Italian Wedding Soup with Chicken Meatballs
Ingredients
MEATBALL INGREDIENTS
- 1 lb lean ground chicken
- ½ cup breadcrumbs
- ½ cup shredded parmesan
- 1 tsp thyme
- 1 tsp salt
- ½ tsp black pepper
- 1 egg
- 1 tsp ground oregano
- 1 tsp ground coriander
- 2 tbsp milk
SOUP INGREDIENTS
- 3 tbsp extra virgin olive oil
- 2 bay leaves
- 1 onion diced
- 2 carrots chopped
- 2 garlic cloves minced
- 6 cups chicken stock
- 2 cups fresh spinach leaves
- ¼ cup shredded parmesan
- ½ cup acini di pepe pasta
- 1 cup celery stalks diced
- 1 tbsp oregano
- 1 tsp crushed red pepper flakes
- ⅓ cup white wine
- Juice of 1 lemon
Instructions
- In a large bowl add ground chicken, breadcrumbs, parmesan, thyme, salt, black pepper, egg, ground oregano, ground coriander and milk
- Mix all the ingredients well with you hands, until meatball mixture is combined
- Use an ice-cream scoop to portion and shape meat mixture for meatballs. Shape further with your hands into little balls
- In a large pot, add the extra virgin olive oil on medium heat. Add the meatballs. Brown for 5 minutes on two-three sides until golden brown. This is easier when done in two batches
- Remove meatballs and set aside
- Add chopped carrots, onion, celery and garlic
- Saute for 5-6 minutes
- Add white wine and simmer for 2 minutes
- Add chicken broth
- Add meatballs, bay leaves, oregano and acini di pepe pasta.

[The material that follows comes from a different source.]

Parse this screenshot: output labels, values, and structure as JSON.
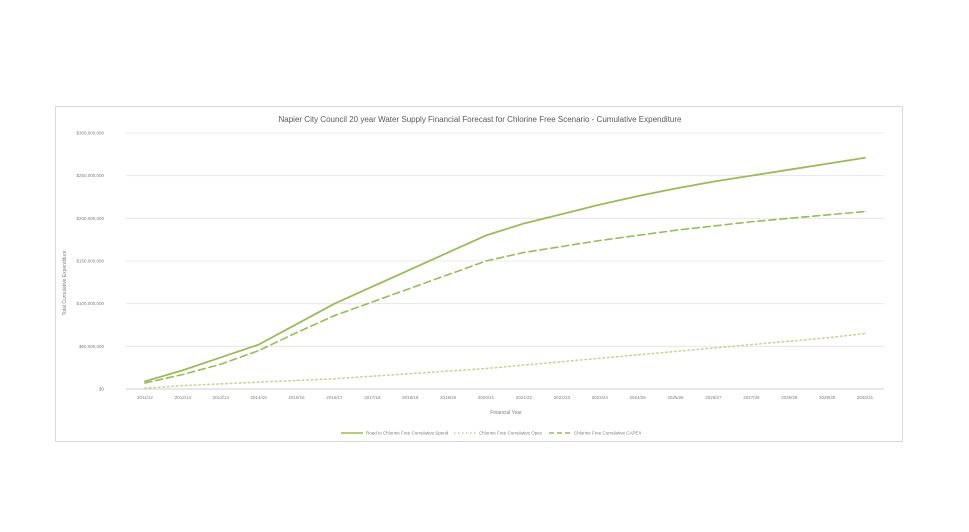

Simmer for 20 minutes.
- Add spinach leaves, red pepper flakes and parmesan and let simmer for another 10 minutes.
- Serve with some squeezed lemon and extra parmesan
Reed Boveja says
Spot on with this write-up, I really believe this website needs a great deal more attention. I’ll probably be returning to read through more, thanks for the information!
Alicia says
This was such an easy recipe and the meatballs and broth had so much flavor. I used 8C of broth because my meatballs were a tad too large.
Becky Hardin says
Thanks for stopping by, Alicia!
J McLemore says
I have made this about 5 times now. I use about 10 cups of broth, and have been using Orzo because I cannot find the other pasta anywhere. I have finally perfected making tiny meatballs. Last few times were too big. This is a winner! Thanks so much! I add a bit of salt, celery salt, and parsley to the broth ( which I use Sams Club Chicken base). This is absolutely delicious! Thanks for sharing!
Becky Hardin says
Thanks so much for sharing what worked for you!
Ali Pie says
This is such an easy recipe and great flavor. My daughter loves the chicken meatballs so much that I have to double that part of the recipe so she can enjoy them separate.
Becky Hardin says
I’m so glad you enjoyed it, Ali! Thanks so much for stopping by!